誰幹的?
答案呼之欲出。
赫里斯托夫的來路不清,身上的神性痕跡和園丁一模一樣。
他之前和園丁的那些舊賬,還沒翻完。
這株蒲公英,就是園丁遞過來的名片。
阮晨光沒動,抱緊肉包子,順手擼了把它的毛,一邊輕聲開口。
“接下來我說的話,你們全都給我記清楚。”
他要直播。
把肉包子夢裡的事兒,原原本本,連細節帶毛刺,全都播出去。
讓整個龍國,所有專家、研究員、瘋子學者,全來盯著看。
這不光是情報,是警報。
就算下一次通話後,“疾病之夜”就結束了,這事也必須讓所有人知道。
“我剛經歷了一整套……夢裡的事,夢外的事,還有我做了啥。”
他話一出口,整個龍國,從中央指揮中心到基層實驗室,瞬間像被按下啟動鍵。
先前他莫名其妙昏過去,肉包子周圍堆了滿地怪物屍體,已經讓全網繃緊神經。
現在,所有人死死盯著螢幕,連呼吸都屏住了。
夢境裡那個叫“心疾”的玩意兒。
赫里斯托夫的反常舉止。
還有那株隨風亂飄的蒲公英。
更可怕的是——神,摻和進來了。
阮晨光一條條講出來,像在拆一顆定時炸彈。
直播間瞬間炸成煙花大會。
“草!這玩意兒看著跟蒲公英沒啥兩樣,居然能偷窺整個營地?!”
“肉包子做夢還演了部懸疑劇?我願稱它為最強臥底!”
“這狗子立功了!真·非戰鬥人員拯救世界!”
“阮神冷靜得像在超市挑蘋果,我就問一句,誰敢這麼鎮?”
“牛逼瘋了!他居然敢直接直播告訴全國——神在監視我們?!”
“赫里斯托夫是園丁的棋子……那園丁呢?他到底想幹啥?!”
“我的天,神居然親自出手了……這不是遊戲,這是戰爭!”
“阮神這操作,等於把神的攝像頭拽出來,當眾打臉啊……”
“完了完了……我感覺整個國家的屋頂都在漏水……”
彈幕快把螢幕吞了。
誰能想到,一個普通隊員出門買個包子,回去就掀翻了神的棋盤?
直播間的觀眾全傻了。
龍國研究院更忙瘋了。
每一句話,每一個詞,都被反覆記錄、標註、建模、比對。
他們和阮晨光一樣,得出了同樣的結論——
園丁,動手了。
而且是明目張膽地,把爪子伸進了他們的命脈裡。
可這結論越清晰,高層越頭皮發麻。
阮晨光再牛,也還是個凡人。
而神?
那玩意兒,不是力量。
是規則本身。
你根本不知道他甚麼時候,會輕輕吹一口氣,就把你的人生,連同你的國家,吹成一堆灰。
沒人能預判神。
可現在,他們知道——
神,已經盯上他們了。
他們一個個都揪著心,臉都繃緊了。
屋裡靜得掉根針都能聽見。
“我說的,就是現在能摸到的所有線索,還有我自己瞎猜的。”阮晨光說完,靠在椅背上,輕輕吐了口氣。
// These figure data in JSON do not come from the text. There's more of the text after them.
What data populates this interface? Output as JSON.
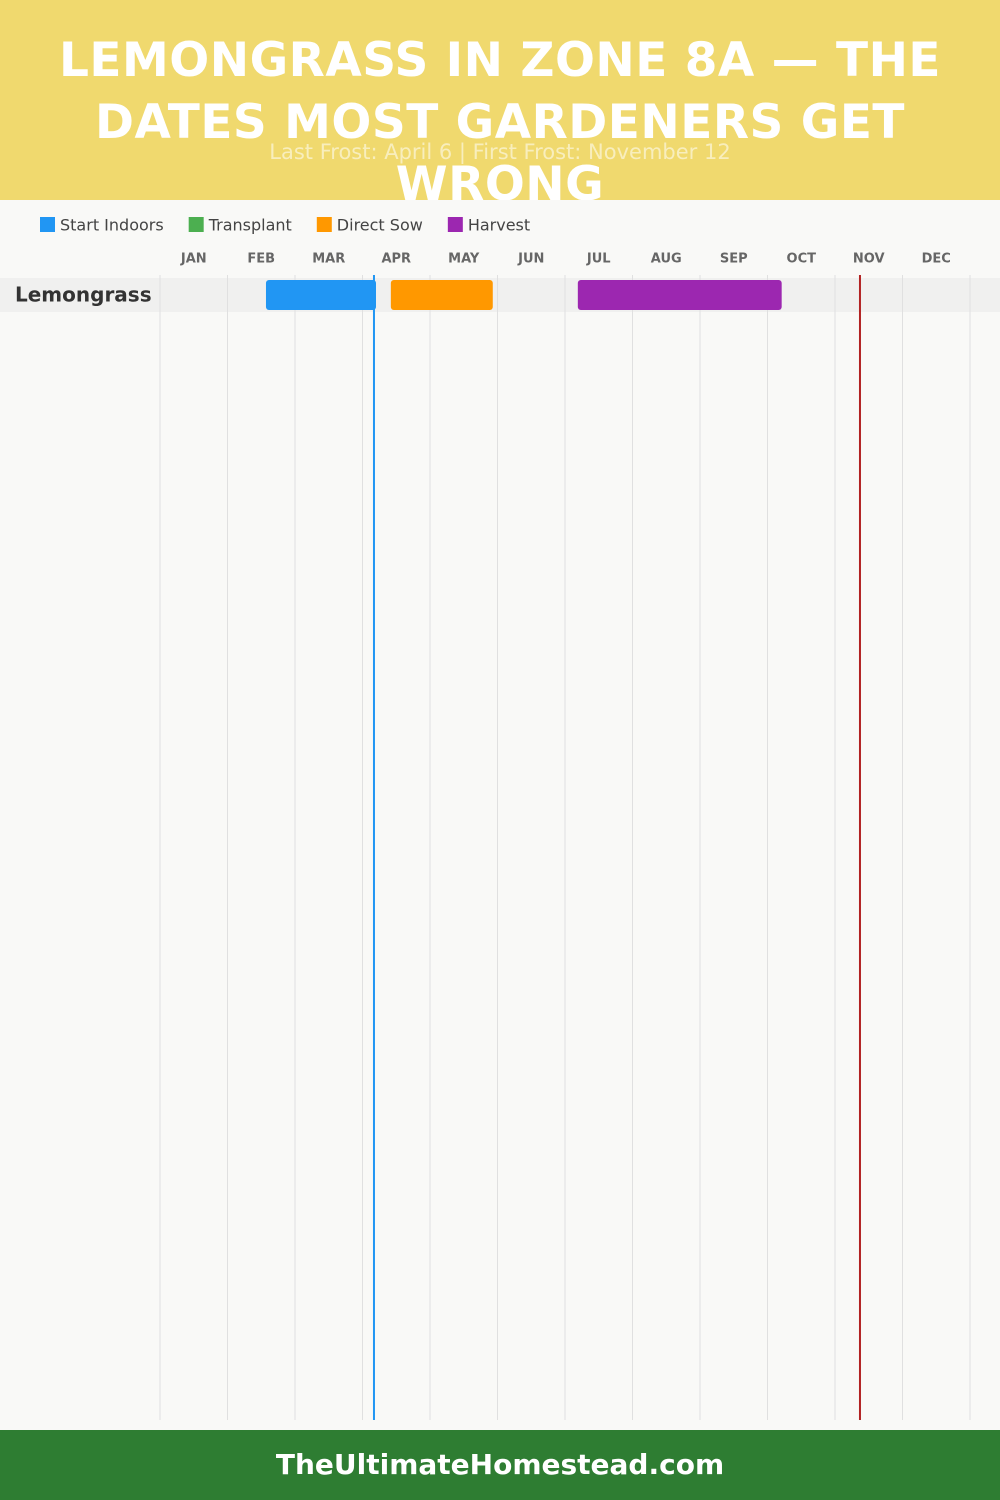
{
  "chart_data": {
    "type": "gantt",
    "title": "LEMONGRASS IN ZONE 8A — THE DATES MOST GARDENERS GET WRONG",
    "subtitle": "Last Frost: April 6 | First Frost: November 12",
    "categories": [
      "JAN",
      "FEB",
      "MAR",
      "APR",
      "MAY",
      "JUN",
      "JUL",
      "AUG",
      "SEP",
      "OCT",
      "NOV",
      "DEC"
    ],
    "xlim": [
      0,
      12
    ],
    "rows": [
      "Lemongrass"
    ],
    "series": [
      {
        "name": "Start Indoors",
        "color": "#2196f3",
        "ranges": [
          [
            1.57,
            3.2
          ]
        ]
      },
      {
        "name": "Transplant",
        "color": "#4caf50",
        "ranges": []
      },
      {
        "name": "Direct Sow",
        "color": "#ff9800",
        "ranges": [
          [
            3.42,
            4.93
          ]
        ]
      },
      {
        "name": "Harvest",
        "color": "#9c27b0",
        "ranges": [
          [
            6.19,
            9.21
          ]
        ]
      }
    ],
    "markers": [
      {
        "value": 3.17,
        "color": "#2196f3"
      },
      {
        "value": 10.37,
        "color": "#b22222"
      }
    ],
    "grid": true
  },
  "footer": "TheUltimateHomestead.com"
}
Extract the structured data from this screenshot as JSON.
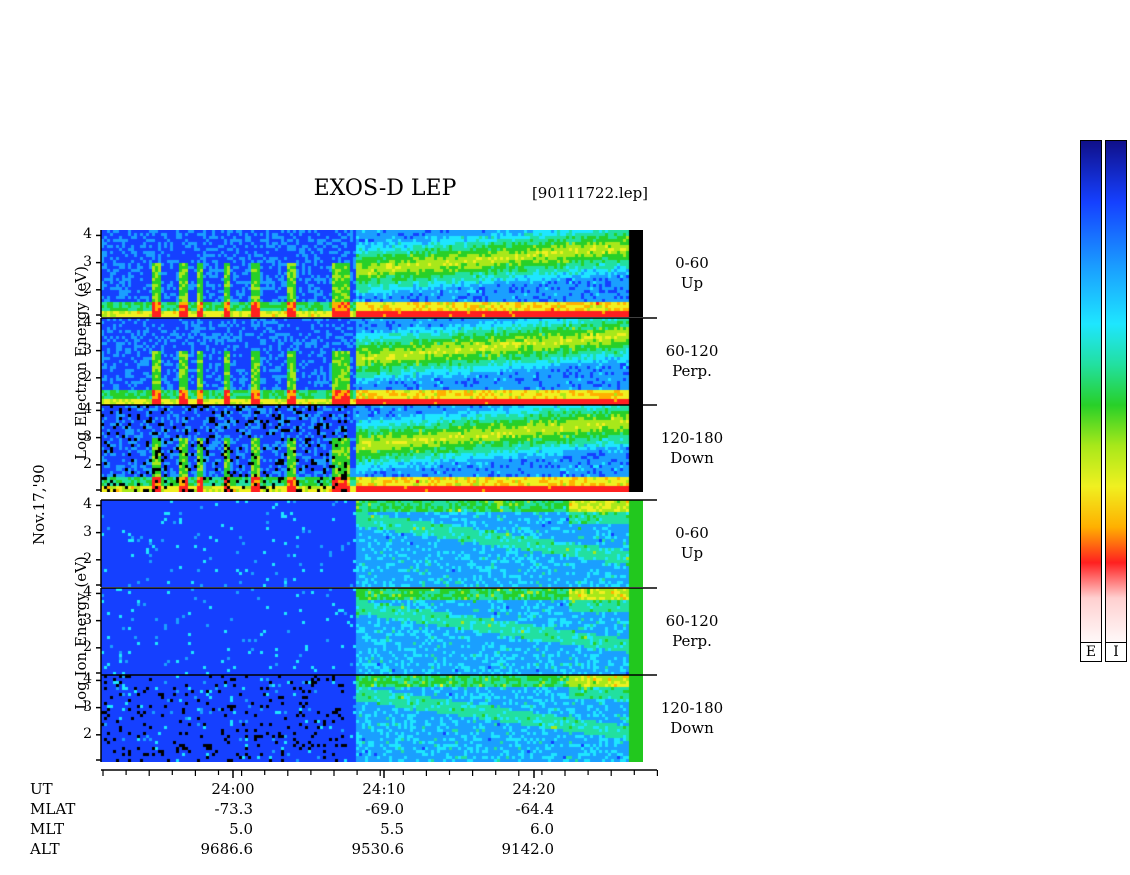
{
  "title": "EXOS-D LEP",
  "file_label": "[90111722.lep]",
  "date_label": "Nov.17,'90",
  "electron_ylabel": "Log  Electron  Energy (eV)",
  "ion_ylabel": "Log   Ion   Energy (eV)",
  "colors": {
    "spectrum": [
      "#10108a",
      "#1540ff",
      "#1a9fff",
      "#1ee6ff",
      "#22e0a0",
      "#28d028",
      "#a8e81a",
      "#f0f020",
      "#ffb000",
      "#ff2020",
      "#ffffff"
    ]
  },
  "chart_data": {
    "type": "heatmap",
    "panels": [
      {
        "group": "electron",
        "label_top": "0-60",
        "label_bottom": "Up",
        "y_ticks": [
          "4",
          "3",
          "2"
        ]
      },
      {
        "group": "electron",
        "label_top": "60-120",
        "label_bottom": "Perp.",
        "y_ticks": [
          "4",
          "3",
          "2"
        ]
      },
      {
        "group": "electron",
        "label_top": "120-180",
        "label_bottom": "Down",
        "y_ticks": [
          "4",
          "3",
          "2"
        ]
      },
      {
        "group": "ion",
        "label_top": "0-60",
        "label_bottom": "Up",
        "y_ticks": [
          "4",
          "3",
          "2"
        ]
      },
      {
        "group": "ion",
        "label_top": "60-120",
        "label_bottom": "Perp.",
        "y_ticks": [
          "4",
          "3",
          "2"
        ]
      },
      {
        "group": "ion",
        "label_top": "120-180",
        "label_bottom": "Down",
        "y_ticks": [
          "4",
          "3",
          "2"
        ]
      }
    ],
    "ylim": [
      1,
      4.2
    ],
    "x_ticks": [
      {
        "UT": "24:00",
        "MLAT": "-73.3",
        "MLT": "5.0",
        "ALT": "9686.6"
      },
      {
        "UT": "24:10",
        "MLAT": "-69.0",
        "MLT": "5.5",
        "ALT": "9530.6"
      },
      {
        "UT": "24:20",
        "MLAT": "-64.4",
        "MLT": "6.0",
        "ALT": "9142.0"
      }
    ],
    "row_labels": [
      "UT",
      "MLAT",
      "MLT",
      "ALT"
    ],
    "colorbar_labels": [
      "E",
      "I"
    ]
  }
}
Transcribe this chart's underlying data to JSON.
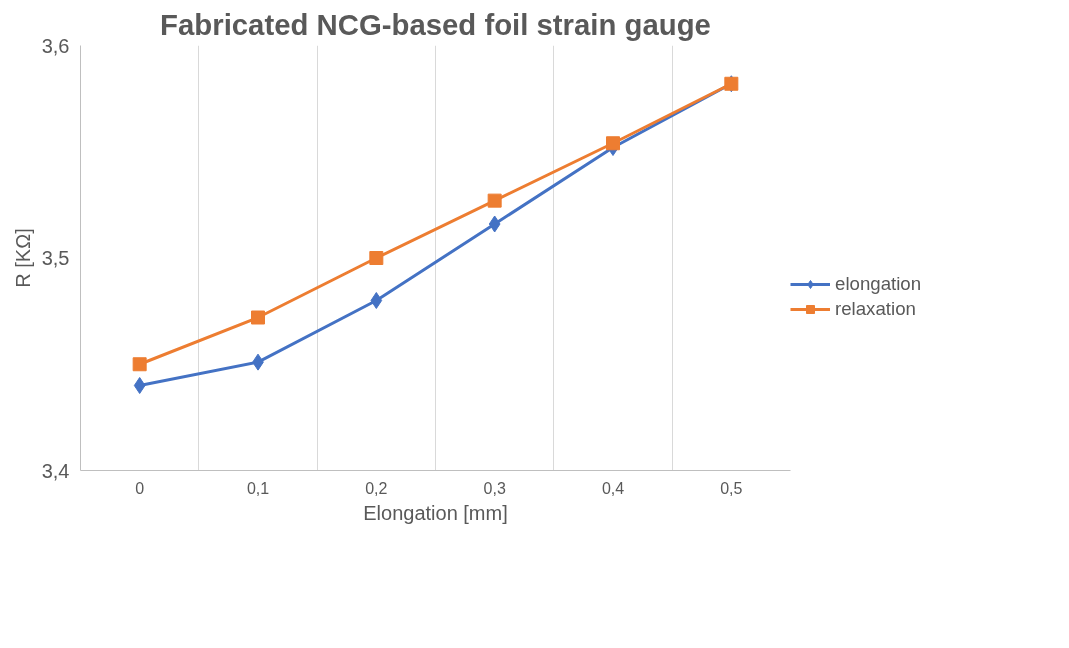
{
  "chart_data": {
    "type": "line",
    "title": "Fabricated NCG-based foil strain gauge",
    "xlabel": "Elongation [mm]",
    "ylabel": "R [KΩ]",
    "categories": [
      "0",
      "0,1",
      "0,2",
      "0,3",
      "0,4",
      "0,5"
    ],
    "series": [
      {
        "name": "elongation",
        "color": "#4472c4",
        "marker": "diamond",
        "values": [
          3.44,
          3.451,
          3.48,
          3.516,
          3.552,
          3.582
        ]
      },
      {
        "name": "relaxation",
        "color": "#ed7d31",
        "marker": "square",
        "values": [
          3.45,
          3.472,
          3.5,
          3.527,
          3.554,
          3.582
        ]
      }
    ],
    "ylim": [
      3.4,
      3.6
    ],
    "yticks": [
      {
        "value": 3.4,
        "label": "3,4"
      },
      {
        "value": 3.5,
        "label": "3,5"
      },
      {
        "value": 3.6,
        "label": "3,6"
      }
    ],
    "grid": "x",
    "legend": "right",
    "line_style": "solid"
  }
}
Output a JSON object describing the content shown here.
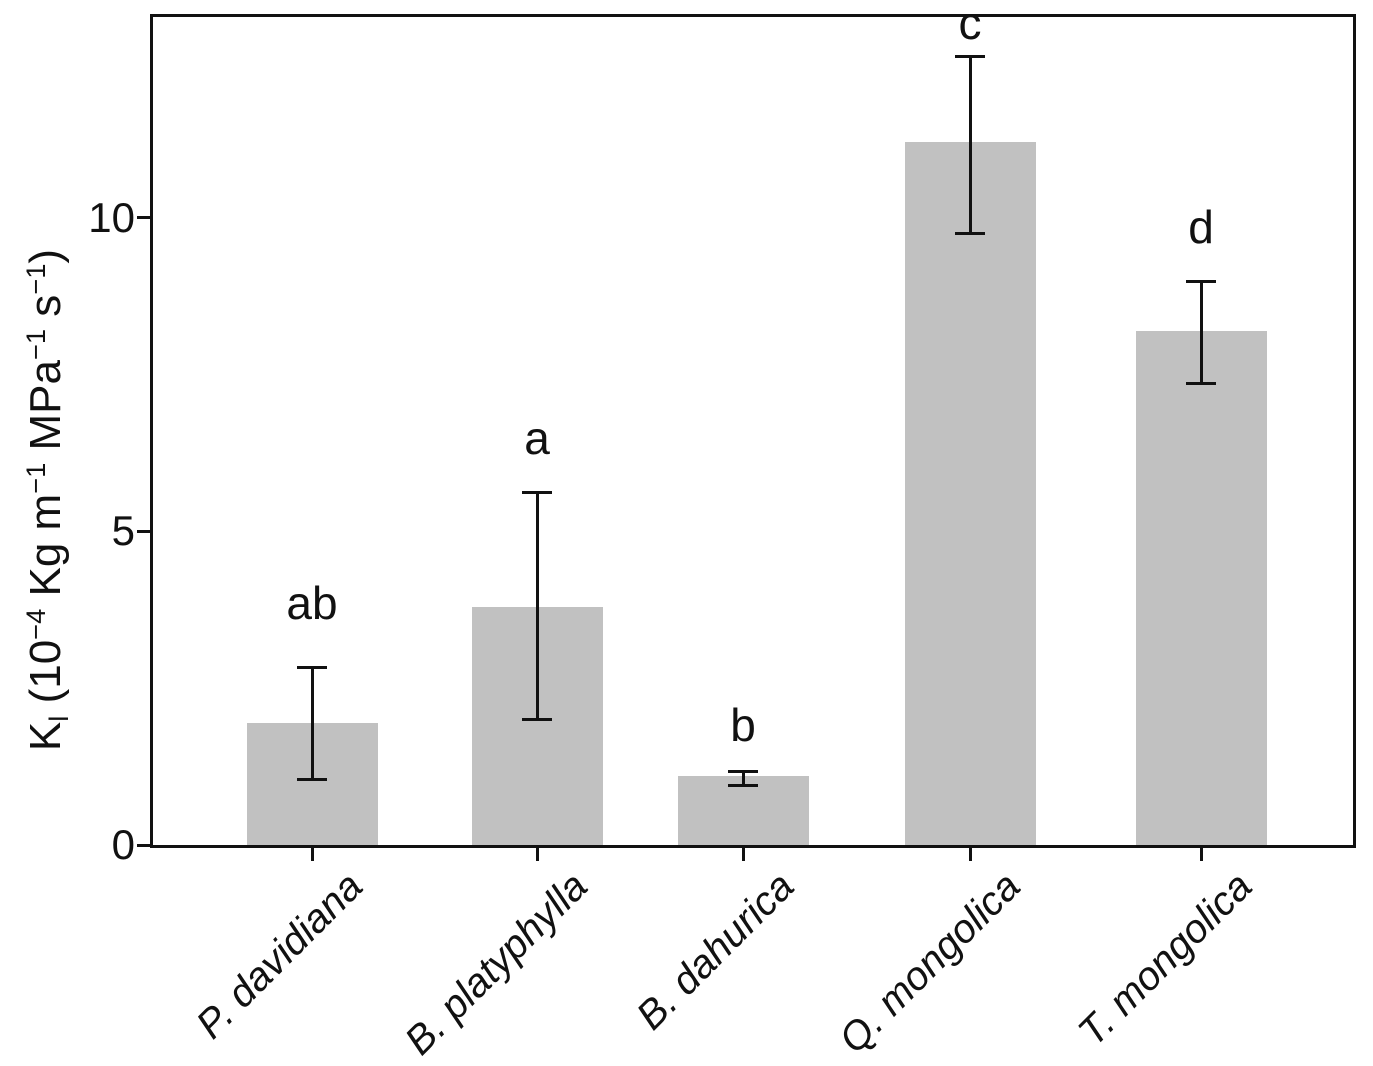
{
  "chart_data": {
    "type": "bar",
    "categories": [
      "P. davidiana",
      "B. platyphylla",
      "B. dahurica",
      "Q. mongolica",
      "T. mongolica"
    ],
    "values": [
      1.95,
      3.8,
      1.1,
      11.2,
      8.2
    ],
    "error_upper": [
      2.85,
      5.65,
      1.2,
      12.6,
      9.0
    ],
    "error_lower": [
      1.05,
      2.0,
      0.95,
      9.75,
      7.35
    ],
    "significance_letters": [
      "ab",
      "a",
      "b",
      "c",
      "d"
    ],
    "title": "",
    "xlabel": "",
    "ylabel": "Kl (10^-4 Kg m^-1 MPa^-1 s^-1)",
    "ylabel_parts": [
      {
        "text": "K",
        "style": "normal"
      },
      {
        "text": "l",
        "style": "sub"
      },
      {
        "text": " (10",
        "style": "normal"
      },
      {
        "text": "−4",
        "style": "sup"
      },
      {
        "text": " Kg m",
        "style": "normal"
      },
      {
        "text": "−1",
        "style": "sup"
      },
      {
        "text": " MPa",
        "style": "normal"
      },
      {
        "text": "−1",
        "style": "sup"
      },
      {
        "text": " s",
        "style": "normal"
      },
      {
        "text": "−1",
        "style": "sup"
      },
      {
        "text": ")",
        "style": "normal"
      }
    ],
    "yticks": [
      "0",
      "5",
      "10"
    ],
    "ytick_values": [
      0,
      5,
      10
    ],
    "ylim": [
      0,
      13.2
    ],
    "grid": false,
    "legend": false,
    "x_tick_label_style": "italic-45deg",
    "bar_color": "#c1c1c1",
    "axis_color": "#111111",
    "error_bar_color": "#111111",
    "text_color": "#111111"
  }
}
大家還懸著心,眼神直往他身上粘——這小子怎麼笑上了?
直播間彈幕直接炸了:
“???阮神瘋了吧?神要宰他了,他還在笑?”
“莫非……他偷偷憋了個大招?”
“不會又要詐死吧?!上次那一套還留著呢?”
阮晨光咧嘴一樂:“別慌,這事兒吧——嘿,其實是好事。”
他語氣輕鬆得像在聊晚飯吃啥。
“園丁要是真想弄死我,用得著玩這套?”他一攤手,“真要動手,早一巴掌拍死了,還用得著藏顆種子在我營地裡當臥底?”
“他現在乾的,就兩字——偷窺。”
“但這就奇怪了,一個神,盯著一個S級肉身的凡人,搞得跟諜戰片似的?”
“說明啥?”他眼神一亮,“他不敢動,他怕。”
“他沒把握,得先摸透我。”
“換句話說——”阮晨光慢悠悠道,“我現在,安全。”
“他不是要殺我,他要研究我。”
他沒往下說。
但他心裡清楚——八成是系統那個“植物之主”被動給整的。
一見他,草木低頭,戰意掉一半。
園丁是誰?植物界的老大!
你家祖宗見了你,連拳頭都舉不起來,你慌不慌?
想到這兒,阮晨光直接癱在沙發上,掏出手機刷起了短影片。
直播間徹底安靜了三秒,然後——
“臥槽臥槽臥槽!!!阮神這分析我服了!”
“神都怕他?!這叫甚麼?神級反向威懾?”
“明明危機四伏,硬是被他掰成保鏢套餐了!”
“之前那些陰陽怪氣的國外噴子,現在臉疼不?你們家探險隊連被神盯上的資格都沒有,人家兇獸都夠不著他們!”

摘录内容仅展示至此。